Xavier Noria wrote:
I founded nothing about slices in perlguts, perlxs*, or perlapi (where are they documented?), so I wrote this little utility to take a slice from AV* data using the indices in AV* indices (integers), and put the result in AV* out (indices and out are guaranteed to have the same length):

void __slice(AV* indices, AV* data, AV* out) {
     int i;
     I32 last_index;
     I32 index;
     SV* val;

     last_index = av_len(indices);
     for (i = 0; i <= last_index; ++i) {
          index = SvIVX(*av_fetch(indices, i, 0));
          val = *av_fetch(data, index, 0);
          av_store(out, i, newSVsv(val));
     }
}

Hi Xavier, how are you doing?

to make a real splice, instead of cloning the SV with newSVsv(), just increment the reference count of the original one and store it on the target AV.

For instance:

void __slice(AV* indices, AV* data, AV* out) {
     int i;
     I32 last_index;
     I32 index;
     SV* val;

     last_index = av_len(indices);
     for (i = 0; i <= last_index; ++i) {
          index = SvIVX(*av_fetch(indices, i, 0));

          val = *av_fetch(data, index, 1); // <-- note the 1 here,
                                           // to create a new SV if it
                                           // doesn't exists yet on the
                                           // original AV!

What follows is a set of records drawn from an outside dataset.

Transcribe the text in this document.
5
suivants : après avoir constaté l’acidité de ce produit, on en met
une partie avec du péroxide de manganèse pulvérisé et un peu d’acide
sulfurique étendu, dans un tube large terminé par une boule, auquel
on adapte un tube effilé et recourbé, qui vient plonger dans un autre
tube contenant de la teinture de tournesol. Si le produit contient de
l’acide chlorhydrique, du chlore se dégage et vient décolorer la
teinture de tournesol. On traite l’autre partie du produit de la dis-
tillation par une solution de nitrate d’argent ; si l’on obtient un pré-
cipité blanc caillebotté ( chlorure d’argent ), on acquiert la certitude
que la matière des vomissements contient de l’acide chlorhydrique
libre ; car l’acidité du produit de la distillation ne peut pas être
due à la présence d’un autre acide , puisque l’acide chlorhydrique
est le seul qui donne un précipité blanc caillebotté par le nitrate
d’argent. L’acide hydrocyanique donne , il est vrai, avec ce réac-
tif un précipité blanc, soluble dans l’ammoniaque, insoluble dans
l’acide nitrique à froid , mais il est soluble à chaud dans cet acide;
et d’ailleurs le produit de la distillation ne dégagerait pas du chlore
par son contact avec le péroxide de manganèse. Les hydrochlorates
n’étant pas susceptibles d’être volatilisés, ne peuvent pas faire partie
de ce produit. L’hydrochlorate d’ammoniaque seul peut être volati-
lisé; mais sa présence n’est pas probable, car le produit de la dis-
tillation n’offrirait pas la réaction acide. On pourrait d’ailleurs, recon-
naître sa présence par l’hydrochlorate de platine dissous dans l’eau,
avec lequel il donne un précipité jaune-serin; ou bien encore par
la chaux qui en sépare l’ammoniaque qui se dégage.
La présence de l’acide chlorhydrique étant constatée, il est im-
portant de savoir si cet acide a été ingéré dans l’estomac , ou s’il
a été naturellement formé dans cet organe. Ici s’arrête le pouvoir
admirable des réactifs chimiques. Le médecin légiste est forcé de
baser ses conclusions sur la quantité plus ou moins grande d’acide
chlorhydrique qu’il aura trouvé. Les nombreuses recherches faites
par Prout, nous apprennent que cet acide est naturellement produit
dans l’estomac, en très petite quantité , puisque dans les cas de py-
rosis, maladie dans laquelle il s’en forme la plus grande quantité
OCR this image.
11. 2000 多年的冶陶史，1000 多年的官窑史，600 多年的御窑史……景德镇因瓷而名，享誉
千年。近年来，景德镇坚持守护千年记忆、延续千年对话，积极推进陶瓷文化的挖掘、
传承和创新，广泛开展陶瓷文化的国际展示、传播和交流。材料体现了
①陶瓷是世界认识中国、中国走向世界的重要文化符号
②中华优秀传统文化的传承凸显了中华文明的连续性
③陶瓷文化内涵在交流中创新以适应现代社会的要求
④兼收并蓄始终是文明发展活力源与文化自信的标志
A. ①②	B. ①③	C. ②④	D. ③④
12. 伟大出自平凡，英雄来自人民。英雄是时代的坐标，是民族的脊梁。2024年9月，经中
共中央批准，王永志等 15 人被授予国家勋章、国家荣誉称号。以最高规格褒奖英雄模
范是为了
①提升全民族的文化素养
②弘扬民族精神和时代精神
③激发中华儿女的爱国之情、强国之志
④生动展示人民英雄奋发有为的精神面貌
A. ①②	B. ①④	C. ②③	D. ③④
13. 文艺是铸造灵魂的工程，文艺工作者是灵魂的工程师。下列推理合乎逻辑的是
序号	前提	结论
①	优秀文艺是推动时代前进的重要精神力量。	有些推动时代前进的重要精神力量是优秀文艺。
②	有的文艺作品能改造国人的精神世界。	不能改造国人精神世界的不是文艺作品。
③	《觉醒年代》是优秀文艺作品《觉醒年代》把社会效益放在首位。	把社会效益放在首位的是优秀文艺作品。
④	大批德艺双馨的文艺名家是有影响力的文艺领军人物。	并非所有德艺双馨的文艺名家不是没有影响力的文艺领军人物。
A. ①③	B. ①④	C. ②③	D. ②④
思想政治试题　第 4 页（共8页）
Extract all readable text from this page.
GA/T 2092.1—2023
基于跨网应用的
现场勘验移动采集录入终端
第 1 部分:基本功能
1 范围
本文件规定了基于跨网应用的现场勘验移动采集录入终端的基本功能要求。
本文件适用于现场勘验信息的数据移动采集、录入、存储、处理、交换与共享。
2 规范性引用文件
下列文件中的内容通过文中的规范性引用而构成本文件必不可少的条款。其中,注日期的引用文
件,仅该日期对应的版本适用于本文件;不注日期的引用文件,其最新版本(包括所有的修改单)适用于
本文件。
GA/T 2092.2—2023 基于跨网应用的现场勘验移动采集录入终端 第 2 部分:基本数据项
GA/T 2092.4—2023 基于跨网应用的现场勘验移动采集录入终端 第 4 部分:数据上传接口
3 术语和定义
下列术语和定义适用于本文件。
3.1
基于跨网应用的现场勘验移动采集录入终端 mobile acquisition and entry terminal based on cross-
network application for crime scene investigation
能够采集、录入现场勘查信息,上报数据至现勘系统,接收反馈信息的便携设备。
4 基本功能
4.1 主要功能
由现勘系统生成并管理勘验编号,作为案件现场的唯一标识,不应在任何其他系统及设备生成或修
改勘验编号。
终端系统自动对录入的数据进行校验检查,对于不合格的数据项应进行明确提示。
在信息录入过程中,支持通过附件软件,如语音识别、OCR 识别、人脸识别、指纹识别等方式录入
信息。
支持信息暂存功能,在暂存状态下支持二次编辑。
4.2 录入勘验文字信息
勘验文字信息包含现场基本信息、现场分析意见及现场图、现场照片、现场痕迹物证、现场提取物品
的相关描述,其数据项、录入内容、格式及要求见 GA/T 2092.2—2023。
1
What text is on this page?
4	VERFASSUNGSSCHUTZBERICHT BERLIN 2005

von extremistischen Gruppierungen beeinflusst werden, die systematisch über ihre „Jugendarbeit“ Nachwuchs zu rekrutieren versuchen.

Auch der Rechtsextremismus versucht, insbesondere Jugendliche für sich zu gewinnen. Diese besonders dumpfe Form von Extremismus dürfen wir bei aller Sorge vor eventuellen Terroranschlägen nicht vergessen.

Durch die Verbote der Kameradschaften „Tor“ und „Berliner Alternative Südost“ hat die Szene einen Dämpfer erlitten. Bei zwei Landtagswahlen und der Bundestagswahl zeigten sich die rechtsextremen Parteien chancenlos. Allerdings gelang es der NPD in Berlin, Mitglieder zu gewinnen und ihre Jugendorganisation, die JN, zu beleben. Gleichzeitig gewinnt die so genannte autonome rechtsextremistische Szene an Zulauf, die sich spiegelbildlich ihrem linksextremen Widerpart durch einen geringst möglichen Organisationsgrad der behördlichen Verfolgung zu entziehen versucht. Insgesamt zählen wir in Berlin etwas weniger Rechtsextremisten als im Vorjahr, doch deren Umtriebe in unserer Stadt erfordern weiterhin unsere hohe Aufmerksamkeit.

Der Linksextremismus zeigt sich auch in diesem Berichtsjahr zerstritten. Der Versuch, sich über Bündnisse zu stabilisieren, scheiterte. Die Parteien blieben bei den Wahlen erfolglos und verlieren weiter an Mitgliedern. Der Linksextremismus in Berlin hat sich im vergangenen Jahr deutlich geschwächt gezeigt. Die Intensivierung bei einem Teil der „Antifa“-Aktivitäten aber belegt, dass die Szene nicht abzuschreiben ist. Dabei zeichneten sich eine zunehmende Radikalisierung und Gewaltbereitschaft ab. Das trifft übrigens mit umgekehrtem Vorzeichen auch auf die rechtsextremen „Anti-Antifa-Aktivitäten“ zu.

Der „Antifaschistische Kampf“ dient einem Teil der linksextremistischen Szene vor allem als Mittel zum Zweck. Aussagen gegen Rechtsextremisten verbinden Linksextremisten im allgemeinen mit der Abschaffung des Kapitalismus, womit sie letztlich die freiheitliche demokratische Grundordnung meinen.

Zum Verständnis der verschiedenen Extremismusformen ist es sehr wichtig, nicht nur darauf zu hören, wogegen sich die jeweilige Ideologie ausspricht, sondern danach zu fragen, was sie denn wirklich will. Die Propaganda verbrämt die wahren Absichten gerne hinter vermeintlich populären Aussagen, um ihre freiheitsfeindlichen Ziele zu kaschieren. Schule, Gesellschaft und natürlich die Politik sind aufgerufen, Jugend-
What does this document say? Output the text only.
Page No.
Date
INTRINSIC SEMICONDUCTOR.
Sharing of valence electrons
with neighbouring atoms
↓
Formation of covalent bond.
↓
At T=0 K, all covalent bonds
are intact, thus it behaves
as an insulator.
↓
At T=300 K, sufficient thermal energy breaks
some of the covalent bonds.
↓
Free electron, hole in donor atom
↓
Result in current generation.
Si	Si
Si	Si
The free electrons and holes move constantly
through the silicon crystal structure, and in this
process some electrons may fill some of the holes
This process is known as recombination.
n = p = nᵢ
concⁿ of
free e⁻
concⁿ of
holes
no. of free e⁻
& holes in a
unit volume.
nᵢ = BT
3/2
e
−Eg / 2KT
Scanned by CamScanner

          SvREFCNT_inc(val);

          av_store(out, i, val);

          // well, if out can be a tied array (and in the general
          // case, it can), then you should replace the last line with
          // this one:
          //   if (!av_store(out, i, val)) SvREFCNT_dec(val);

     }
}

BTW, I can lend you my copy of "Extending and Embedding Perl" if you want.